Oslo, Norway – September 23rd

We are participating in a 3 hour Maritime Highlights excursion today. Our guide was Ingar – and, legally, we had to wear our seat belts on the bus. No problem.

Oslo is home to 673,000 people. Norway has a population of only 5 million. The opera house opened in 2008, obviously modern, and is known as “the bar code building”. Why? Because when you look at it, it looks like a bar code! The Grand Hotel is known for where the Nobel Peace prize winners stay. Oslo is known for the Ice Bar, where everything is made of ice. We didn’t have an opportunity to see it, but those who did said it wasn’t worth it. The Oslo Marathon was run the day before we got there. It was a big local event. The US Embassy in Oslo is known as “Fort Knox”, and looks like it.
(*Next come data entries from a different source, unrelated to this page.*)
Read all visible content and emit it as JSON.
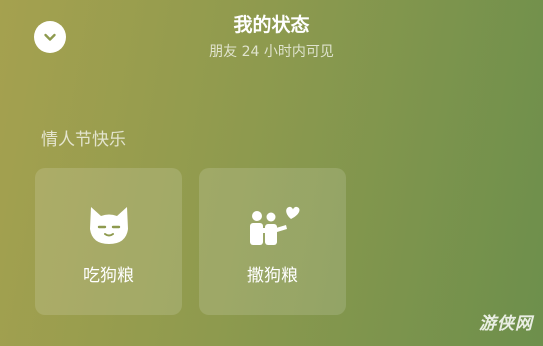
{
  "header": {
    "title": "我的状态",
    "subtitle": "朋友 24 小时内可见",
    "collapse_icon": "chevron-down-icon"
  },
  "section": {
    "label": "情人节快乐"
  },
  "cards": [
    {
      "label": "吃狗粮",
      "icon": "cat-face-icon"
    },
    {
      "label": "撒狗粮",
      "icon": "couple-heart-icon"
    }
  ],
  "watermark": {
    "text": "游侠网"
  },
  "colors": {
    "background_left": "#a5a14f",
    "background_right": "#6d8f4c",
    "text": "#ffffff",
    "chevron": "#8e9a4e"
  }
}
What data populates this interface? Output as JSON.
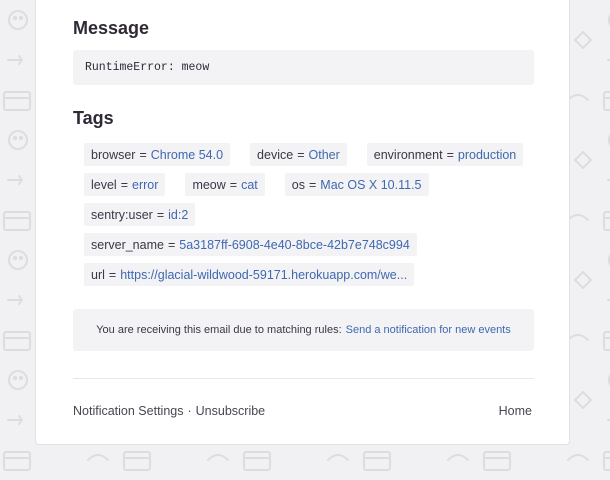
{
  "message": {
    "title": "Message",
    "text": "RuntimeError: meow"
  },
  "tags": {
    "title": "Tags",
    "rows": [
      [
        {
          "key": "browser",
          "value": "Chrome 54.0"
        },
        {
          "key": "device",
          "value": "Other"
        },
        {
          "key": "environment",
          "value": "production"
        }
      ],
      [
        {
          "key": "level",
          "value": "error"
        },
        {
          "key": "meow",
          "value": "cat"
        },
        {
          "key": "os",
          "value": "Mac OS X 10.11.5"
        }
      ],
      [
        {
          "key": "sentry:user",
          "value": "id:2"
        }
      ],
      [
        {
          "key": "server_name",
          "value": "5a3187ff-6908-4e40-8bce-42b7e748c994"
        }
      ],
      [
        {
          "key": "url",
          "value": "https://glacial-wildwood-59171.herokuapp.com/we..."
        }
      ]
    ]
  },
  "notice": {
    "text": "You are receiving this email due to matching rules:",
    "link": "Send a notification for new events"
  },
  "footer": {
    "settings": "Notification Settings",
    "separator": "·",
    "unsubscribe": "Unsubscribe",
    "home": "Home"
  }
}
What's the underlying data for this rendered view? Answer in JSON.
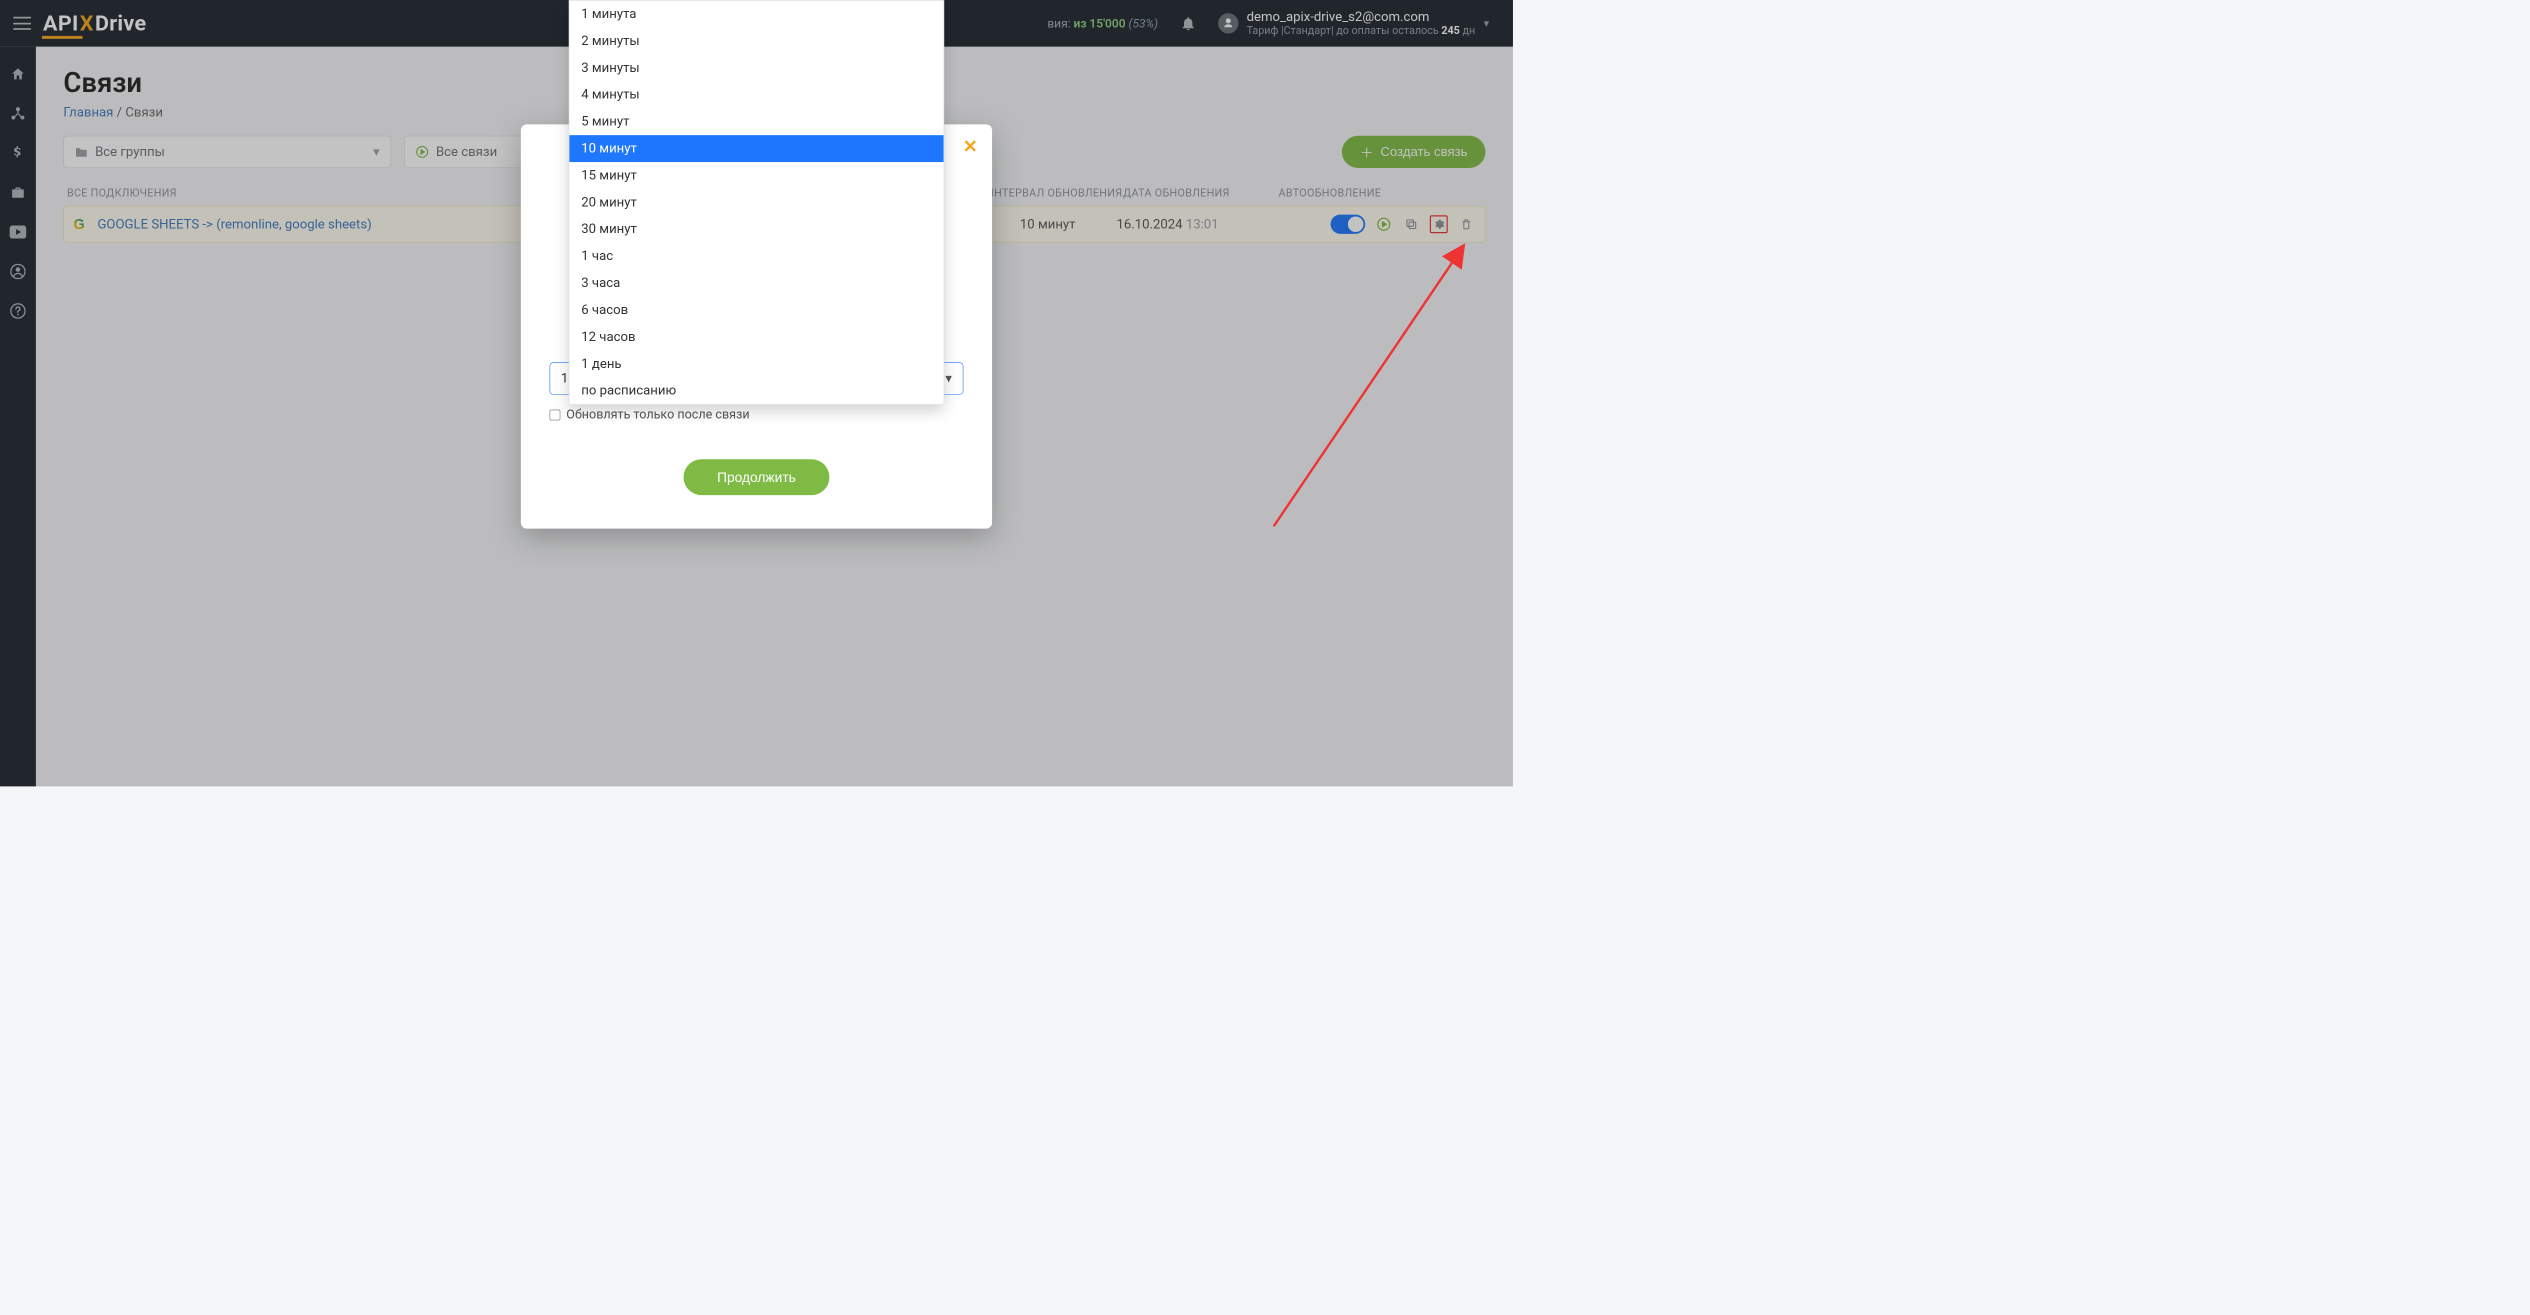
{
  "logo": {
    "api": "API",
    "x": "X",
    "drive": "Drive"
  },
  "usage": {
    "suffix_label": "вия:",
    "used_of": "из 15'000",
    "percent": "(53%)"
  },
  "user": {
    "email": "demo_apix-drive_s2@com.com",
    "tariff_prefix": "Тариф |Стандарт| до оплаты осталось ",
    "tariff_days": "245",
    "tariff_suffix": " дн"
  },
  "page": {
    "title": "Связи",
    "breadcrumb_home": "Главная",
    "breadcrumb_sep": " / ",
    "breadcrumb_current": "Связи"
  },
  "filters": {
    "groups_label": "Все группы",
    "links_label": "Все связи"
  },
  "create_button": "Создать связь",
  "columns": {
    "all": "ВСЕ ПОДКЛЮЧЕНИЯ",
    "interval": "ИНТЕРВАЛ ОБНОВЛЕНИЯ",
    "date": "ДАТА ОБНОВЛЕНИЯ",
    "auto": "АВТООБНОВЛЕНИЕ"
  },
  "rows": [
    {
      "name": "GOOGLE SHEETS -> (remonline, google sheets)",
      "interval": "10 минут",
      "date": "16.10.2024",
      "time": "13:01"
    }
  ],
  "modal": {
    "selected_value": "10 минут",
    "checkbox_label": "Обновлять только после связи",
    "continue": "Продолжить",
    "options": [
      "1 минута",
      "2 минуты",
      "3 минуты",
      "4 минуты",
      "5 минут",
      "10 минут",
      "15 минут",
      "20 минут",
      "30 минут",
      "1 час",
      "3 часа",
      "6 часов",
      "12 часов",
      "1 день",
      "по расписанию"
    ],
    "selected_index": 5
  }
}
We stopped at the Viking Ship Museum, which was interesting. The museum is smallish and rural, and doesn’t really have much. However, when you consider that the pieces were recovered from archeological digs, including the complete Oseberg Ship, which dates back to 834 AD. A number of smaller relics of the period were also interesting.

Practically right next door is the Kon-Tiki Museum. What?! Yes, the Kon-Tiki. Thor Heyerdahl wanted to prove that people from Peru could cross the Pacific Ocean to Polynesia, merely by riding currents. He built the period appropriate Kon-Tiki of balsa logs and it took his band of volunteers 101 days to make the trip in 1947. It was well documented, and a movie was made of the feat. The Kon-Tiki is housed in the museum. Not me! In 1969, the 45-foot Ra was built of Egyptian papyrus, and set sail on its 4,000 mile adventure across the Atlantic Ocean from Morocco, on the coast of Africa, and the Caribbean Islands….or almost. Again, not me!

    

The FRAM Polar Ship Museum is also located there. The FRAM, launched in 1893, “is the strongest wooden ship ever built and still holds the records for sailing farthest north and farthest south.” It’s an amazing story, really, when you think about the era and the conditions they faced.

Norway and its countryside were very pretty, and had a relaxing quality to it. It also sounds like it was pretty cold in the winter; accompanied by little daylight.